I like me a bio-inspired robotic that pulls off difficult feats by taking cues from the pure world. University of California, Berkeley (UCB) researchers have now proven off the one-legged Salto bot mimic the best way squirrels leap effortlessly between precarious branches and stick the touchdown on the very first try.
Since 2016, Salto has performed a giant function in serving to engineers at UCB work out methods to boost robotic mobility for specialised purposes. The one-legged bot can soar to a top of over three toes (over a meter) – thrice its personal top – and even ricochet off a wall.
For Salto’s newest trick, the hopping bot leapt onto a dangerous department and balanced with out toppling over.
Watch the little robotic do its factor within the clip beneath.
Berkeley researchers designed this robotic to leap like a squirrel
So how do you make a robotic land on a department with one foot? It begins with in depth analysis on how squirrels soar. Some members of the UCB staff introduced a paper on this biomechanical evaluation, which appeared within the Journal of Experimental Biology final month.
As it seems, when squirrels land on a department, they direct the pressure of touchdown by means of their shoulder joint, after which apply braking pressure with their legs to keep away from falling forwards or backwards.

Sebastian Lee (high) and Justin Yim (backside) / UC Berkeley
Next, the researchers went to work enhancing Salto’s capabilities. The bot already had a motorized flywheel to assist it stability; including a strategy to reverse the motor enabled Salto to brake when it landed on a department.

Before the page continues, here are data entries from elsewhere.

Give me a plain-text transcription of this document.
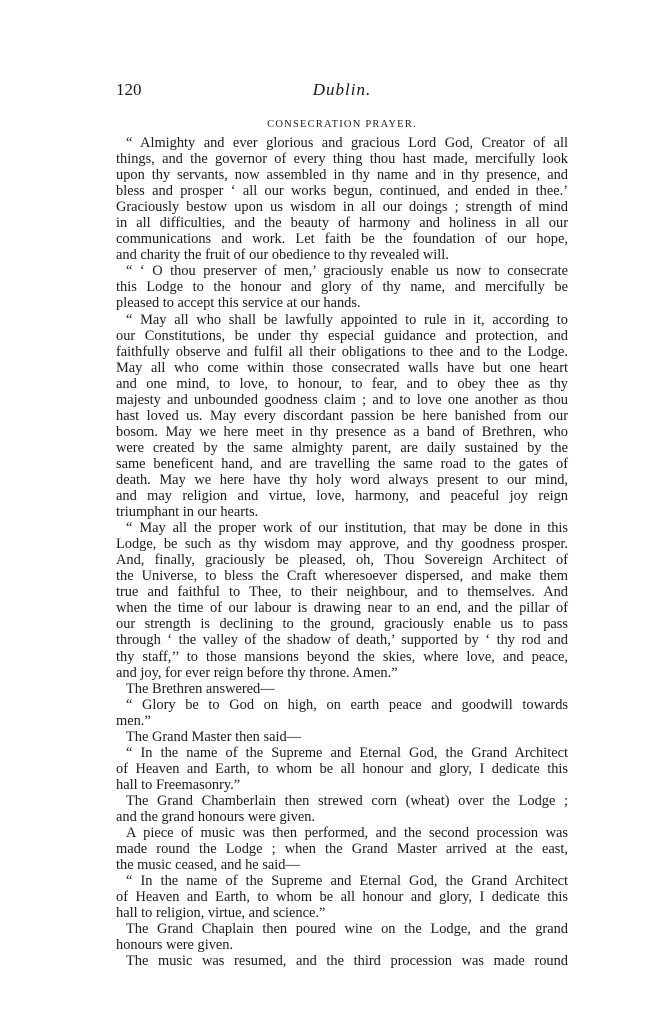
120	Dublin.
CONSECRATION PRAYER.
“ Almighty and ever glorious and gracious Lord God, Creator of all
things, and the governor of every thing thou hast made, mercifully look
upon thy servants, now assembled in thy name and in thy presence, and
bless and prosper ‘ all our works begun, continued, and ended in thee.’
Graciously bestow upon us wisdom in all our doings ; strength of mind
in all difficulties, and the beauty of harmony and holiness in all our
communications and work. Let faith be the foundation of our hope,
and charity the fruit of our obedience to thy revealed will.
“ ‘ O thou preserver of men,’ graciously enable us now to consecrate
this Lodge to the honour and glory of thy name, and mercifully be
pleased to accept this service at our hands.
“ May all who shall be lawfully appointed to rule in it, according to
our Constitutions, be under thy especial guidance and protection, and
faithfully observe and fulfil all their obligations to thee and to the Lodge.
May all who come within those consecrated walls have but one heart
and one mind, to love, to honour, to fear, and to obey thee as thy
majesty and unbounded goodness claim ; and to love one another as thou
hast loved us. May every discordant passion be here banished from our
bosom. May we here meet in thy presence as a band of Brethren, who
were created by the same almighty parent, are daily sustained by the
same beneficent hand, and are travelling the same road to the gates of
death. May we here have thy holy word always present to our mind,
and may religion and virtue, love, harmony, and peaceful joy reign
triumphant in our hearts.
“ May all the proper work of our institution, that may be done in this
Lodge, be such as thy wisdom may approve, and thy goodness prosper.
And, finally, graciously be pleased, oh, Thou Sovereign Architect of
the Universe, to bless the Craft wheresoever dispersed, and make them
true and faithful to Thee, to their neighbour, and to themselves. And
when the time of our labour is drawing near to an end, and the pillar of
our strength is declining to the ground, graciously enable us to pass
through ‘ the valley of the shadow of death,’ supported by ‘ thy rod and
thy staff,’’ to those mansions beyond the skies, where love, and peace,
and joy, for ever reign before thy throne. Amen.”
The Brethren answered—
“ Glory be to God on high, on earth peace and goodwill towards
men.”
The Grand Master then said—
“ In the name of the Supreme and Eternal God, the Grand Architect
of Heaven and Earth, to whom be all honour and glory, I dedicate this
hall to Freemasonry.”
The Grand Chamberlain then strewed corn (wheat) over the Lodge ;
and the grand honours were given.
A piece of music was then performed, and the second procession was
made round the Lodge ; when the Grand Master arrived at the east,
the music ceased, and he said—
“ In the name of the Supreme and Eternal God, the Grand Architect
of Heaven and Earth, to whom be all honour and glory, I dedicate this
hall to religion, virtue, and science.”
The Grand Chaplain then poured wine on the Lodge, and the grand
honours were given.
The music was resumed, and the third procession was made round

The staff additionally added adjustable leg forces to assist it compensate for over- or under-shooting when it landed, along with the flywheel’s impact.
With that, Salto and different robots that use this tech may probably help in search-and-rescue operations by navigating nimbly by means of catastrophe areas, assist examine infrastructure, and even discover low-gravity celestial our bodies.
To that finish, Justin Yim, who co-authored the paper on leaping robots that appeared in Science Robotics, is growing a one-legged bot that might survey Enceladus, a moon of Saturn, the place a single leap may carry the little machine the size of a soccer discipline.